Женя ценила чувство юмора как важное качество интеллигентного человека. Она улыбнулась и не без труда преодолела сковавшую её неловкость.
— Ещё несколько дней назад я была его сторонницей, но прилетев в Израиль, пересмотрела свои взгляды. Сейчас я разделяю мнение Альфреда Адлера о психологии личности. Америка — страна индивидуалистов, там права человека превалируют над общественным интересом. Здесь другое общество. История как бы осуществила в вашей стране удивительный социальный эксперимент.
— Это первое впечатление. Люди везде одинаковы.
— Давид, я психолог. Отличия между нами большие и я пытаюсь понять, почему.
— Возможно потому, что Израиль все годы своего существования живёт во вражеском окружении, в постоянной борьбе за выживание. Это нас сплачивает.
— Да, конечно. Поэтому все служат в армии. В Штатах она строится на контрактной основе. А отсутствие опасности делает народ слабым и инфантильным. Но дело не только в этом. Здесь евреи освобождаются от стресса преследуемого, гонимого племени. Они становятся самими собой. А в рассеянии многие, чтобы сбросить с себя извечное бремя еврейства, стремятся раствориться в окружающих народах, отречься от своего предназначения «избранного» народа. Это весьма портит их характер.
— Мы тоже не ангелы.
— Но я говорю с Анной, с её другом Юрой или с тобой. Вы, конечно, разные, но у вас есть что объединяющее, какая-то национальная гордость.
— Со стороны видней, Женя. Просто у нас нет другого выхода. То, что мы живём во вражеском окружении, безусловно, влияет на нашу ментальность.
— Слышала от твоей сестры, что у тебя была девушка.

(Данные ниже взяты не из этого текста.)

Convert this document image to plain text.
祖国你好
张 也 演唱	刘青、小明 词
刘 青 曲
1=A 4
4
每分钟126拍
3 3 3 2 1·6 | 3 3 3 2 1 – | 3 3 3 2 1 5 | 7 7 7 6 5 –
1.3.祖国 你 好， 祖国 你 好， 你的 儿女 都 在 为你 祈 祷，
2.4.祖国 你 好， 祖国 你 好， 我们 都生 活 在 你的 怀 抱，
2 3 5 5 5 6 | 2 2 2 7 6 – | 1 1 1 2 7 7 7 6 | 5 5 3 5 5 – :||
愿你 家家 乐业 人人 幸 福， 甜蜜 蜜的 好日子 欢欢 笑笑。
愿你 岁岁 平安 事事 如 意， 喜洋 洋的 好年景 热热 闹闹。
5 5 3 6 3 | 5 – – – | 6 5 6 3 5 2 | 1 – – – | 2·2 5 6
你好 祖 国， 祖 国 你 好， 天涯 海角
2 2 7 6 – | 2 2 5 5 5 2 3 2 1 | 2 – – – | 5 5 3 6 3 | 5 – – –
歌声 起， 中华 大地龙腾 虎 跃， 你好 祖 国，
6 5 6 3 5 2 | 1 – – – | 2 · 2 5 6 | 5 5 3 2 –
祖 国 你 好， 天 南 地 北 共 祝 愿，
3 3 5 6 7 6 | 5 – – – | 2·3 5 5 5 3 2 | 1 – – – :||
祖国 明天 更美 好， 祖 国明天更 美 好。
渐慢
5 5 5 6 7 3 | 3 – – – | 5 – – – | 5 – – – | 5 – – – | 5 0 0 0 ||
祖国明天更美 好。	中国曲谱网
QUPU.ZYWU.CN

— Да, три года назад её убил араб.
— Боже праведный.
— Я участвовал в его захвате и посмотрел ему в глаза. Там был страх и ненависть. Я хотел его расстрелять на месте, с трудом удержался. Иначе попал бы под трибунал.
— А ты сам убивал?
— Приходилось и не раз. Однажды во время ночной операции меня спас от смерти друг. Он прикрыл меня и хватанул очередь, предназначенную мне. Я ликвидировал террориста, а после этого сопровождал истекающего кровью друга в больницу. Его вылечили, но он остался инвалидом.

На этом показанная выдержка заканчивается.